• Robyn Taaffe

Meet Your Vagus 'Relaxation' Nerve

Updated: Jul 3

“By developing an understanding of the workings of your vagus nerve, you may find it possible to work with your nervous system rather than feel trapped when it works against you.” — Dr. Arielle Schwartz, Clinical Psychologist

The vagus nerve is a Huge nerve that runs the whole way through your body. A key player in your parasympathetic nervous system (also known as rest and digest mode), it looks over crucial body functions like your mood, immune system, digestion and heart rate.

It's also the biggest connection between your organs and brain always sending signals about how they're getting on. Some studies show that the vagus nerve is promising in helping with depression, post traumatic stress disorder (PTDS), IBS and IBD as part of a treatment plan. Vagus means 'wandering' in Latin which is why the Nerve is also known as 'The Wanderer'. It wanders throughout your body and organs.

'The vagus nerve is one of the most important parts of your mind-body connection. It is central in the communication between the two. It allows your mind to influence your body, and your body to influence your mind'.

Vagal Tone

What you really need to pay special attention to is the "tone" of your vagus nerve. Vagal tone is an internal biological process that represents the activity of the vagus nerve.

Increasing your vagal tone activates the parasympathetic nervous system, and having higher vagal tone means that your body can relax faster after stress. This basically means that the more time you spend relaxing, the easier it will be for you to respond to stressful situations.

Your vagal tone can be measured by tracking certain biological processes such as your heart rate, your breathing rate, and your heart rate variability (HRV).

If your vagal tone is low, you can increase it by stimulating your vagus nerve. This will allow you to more effectively respond to the emotional and physiological symptoms of stress.
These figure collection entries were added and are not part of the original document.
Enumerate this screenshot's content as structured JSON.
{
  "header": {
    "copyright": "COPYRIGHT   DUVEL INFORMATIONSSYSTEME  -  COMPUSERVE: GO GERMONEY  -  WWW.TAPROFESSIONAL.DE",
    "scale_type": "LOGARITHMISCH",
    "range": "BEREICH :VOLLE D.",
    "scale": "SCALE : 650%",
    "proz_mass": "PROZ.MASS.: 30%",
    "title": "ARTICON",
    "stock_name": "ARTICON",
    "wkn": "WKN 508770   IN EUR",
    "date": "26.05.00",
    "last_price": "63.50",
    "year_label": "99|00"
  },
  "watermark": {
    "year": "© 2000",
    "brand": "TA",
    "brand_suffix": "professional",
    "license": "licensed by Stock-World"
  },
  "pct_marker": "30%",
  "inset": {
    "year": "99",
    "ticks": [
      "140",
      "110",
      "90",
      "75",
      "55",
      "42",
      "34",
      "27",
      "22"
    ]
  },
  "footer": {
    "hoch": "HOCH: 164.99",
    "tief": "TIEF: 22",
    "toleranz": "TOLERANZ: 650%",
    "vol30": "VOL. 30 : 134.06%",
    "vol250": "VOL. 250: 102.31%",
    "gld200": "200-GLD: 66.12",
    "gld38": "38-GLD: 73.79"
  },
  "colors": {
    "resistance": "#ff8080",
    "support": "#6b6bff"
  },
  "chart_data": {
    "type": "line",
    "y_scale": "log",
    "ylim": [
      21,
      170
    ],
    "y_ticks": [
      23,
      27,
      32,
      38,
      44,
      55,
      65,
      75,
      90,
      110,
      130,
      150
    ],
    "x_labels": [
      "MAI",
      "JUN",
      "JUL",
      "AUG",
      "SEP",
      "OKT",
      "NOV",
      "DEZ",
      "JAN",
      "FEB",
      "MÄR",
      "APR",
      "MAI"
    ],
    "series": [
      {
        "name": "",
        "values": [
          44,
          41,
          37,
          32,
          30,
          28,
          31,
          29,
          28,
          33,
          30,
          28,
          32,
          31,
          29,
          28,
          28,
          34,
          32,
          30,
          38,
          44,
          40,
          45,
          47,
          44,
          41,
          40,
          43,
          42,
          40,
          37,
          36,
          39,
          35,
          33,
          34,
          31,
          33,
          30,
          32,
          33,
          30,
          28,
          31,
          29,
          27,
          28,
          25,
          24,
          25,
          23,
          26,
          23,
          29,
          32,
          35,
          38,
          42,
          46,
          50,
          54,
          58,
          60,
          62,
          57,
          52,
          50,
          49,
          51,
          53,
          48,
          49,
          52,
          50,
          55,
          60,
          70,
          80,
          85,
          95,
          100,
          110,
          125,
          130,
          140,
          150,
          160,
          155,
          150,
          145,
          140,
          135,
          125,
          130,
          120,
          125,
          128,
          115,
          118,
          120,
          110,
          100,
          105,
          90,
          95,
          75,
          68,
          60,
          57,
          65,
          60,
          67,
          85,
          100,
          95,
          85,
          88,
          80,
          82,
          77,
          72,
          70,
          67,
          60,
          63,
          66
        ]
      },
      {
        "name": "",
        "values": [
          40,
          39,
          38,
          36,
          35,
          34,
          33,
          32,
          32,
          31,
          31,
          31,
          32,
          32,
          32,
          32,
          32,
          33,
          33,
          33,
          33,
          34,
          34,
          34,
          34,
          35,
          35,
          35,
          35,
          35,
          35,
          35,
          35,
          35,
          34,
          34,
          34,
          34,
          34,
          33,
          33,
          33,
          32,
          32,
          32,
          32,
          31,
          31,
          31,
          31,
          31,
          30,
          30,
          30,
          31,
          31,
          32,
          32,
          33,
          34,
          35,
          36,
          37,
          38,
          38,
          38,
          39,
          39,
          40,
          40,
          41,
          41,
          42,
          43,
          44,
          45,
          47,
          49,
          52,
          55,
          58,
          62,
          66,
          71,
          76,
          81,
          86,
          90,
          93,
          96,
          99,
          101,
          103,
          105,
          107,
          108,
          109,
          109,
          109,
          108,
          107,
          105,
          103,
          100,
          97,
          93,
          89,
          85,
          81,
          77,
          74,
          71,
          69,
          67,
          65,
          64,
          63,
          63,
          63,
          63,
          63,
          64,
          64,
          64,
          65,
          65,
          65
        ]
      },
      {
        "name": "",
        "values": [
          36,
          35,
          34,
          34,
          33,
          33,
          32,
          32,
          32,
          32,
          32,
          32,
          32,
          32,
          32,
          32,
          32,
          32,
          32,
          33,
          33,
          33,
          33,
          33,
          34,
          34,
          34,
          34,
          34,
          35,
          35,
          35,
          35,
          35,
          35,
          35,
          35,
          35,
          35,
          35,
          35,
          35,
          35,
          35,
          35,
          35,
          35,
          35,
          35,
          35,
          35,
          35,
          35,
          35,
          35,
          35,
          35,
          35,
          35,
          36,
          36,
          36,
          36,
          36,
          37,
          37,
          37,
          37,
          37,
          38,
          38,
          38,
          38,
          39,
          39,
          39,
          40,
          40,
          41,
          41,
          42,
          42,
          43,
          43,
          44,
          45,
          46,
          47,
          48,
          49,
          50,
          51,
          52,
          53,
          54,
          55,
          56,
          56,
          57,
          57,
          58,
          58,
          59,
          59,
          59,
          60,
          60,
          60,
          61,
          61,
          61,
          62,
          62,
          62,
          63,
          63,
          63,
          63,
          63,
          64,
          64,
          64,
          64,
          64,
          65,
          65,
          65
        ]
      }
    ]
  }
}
“The vagal response reduces stress. It reduces our heart rate and blood pressure. It changes the function of certain parts of the brain, stimulates digestion, all those things that happen when we are relaxed.” — Dr. Mladen Golubic, MD, Medical Director of the Cleveland Clinic

Tools to increase Vagal tone and Relaxation

Loving Kindness Meditation also know as Metta , Helps generate positive feels towards others which in turn can increase vagal tone. Check out this guided loving kindness meditation here.

Yoga - The lovely Yoga with Maura and Conscious Corner hold regular yoga classes.

Alternatively, Yoga with Adrienne has a Youtube channel with 100's of free videos.

Mindful walking - Get outdoors and make a conscious effort to be present. Focus on your feet hitting the ground and your surroundings. Being present will reduce your minds activity and create relaxation.

Singing, Humming or Chanting: The vagus nerve is connected to your vocal cords and the muscles at the back of your throat. Singing, humming, chanting and gargling can activate these muscles and stimulate your vagus nerve.

Deep and Slow Breathing exercise (3 minutes):

  • Set a 1 minute timer and count your how many breaths you take. Breathe normally and comfortably.

  • Now, set another one minute timer and this time, don't count but consciously make each inhale and exhale longer. Breathe deeply and into your diaphragm.

  • Finally, set another one minute timer and this time count your breaths. Just breathing normally and comfortably. There's no need to make them any longer or shorter.

Now, compare your breaths per minute in round 1 and round 3.

Ideally, your breathing rate should slow resulting in a lower number. This shows that conscious breathing for just 60 seconds can slow down your body and mind down considerably.

By stimulating the vagus nerve, you can send a message to your body that it’s time to relax and de-stress, which leads to long-term improvements in your mood and wellbeing.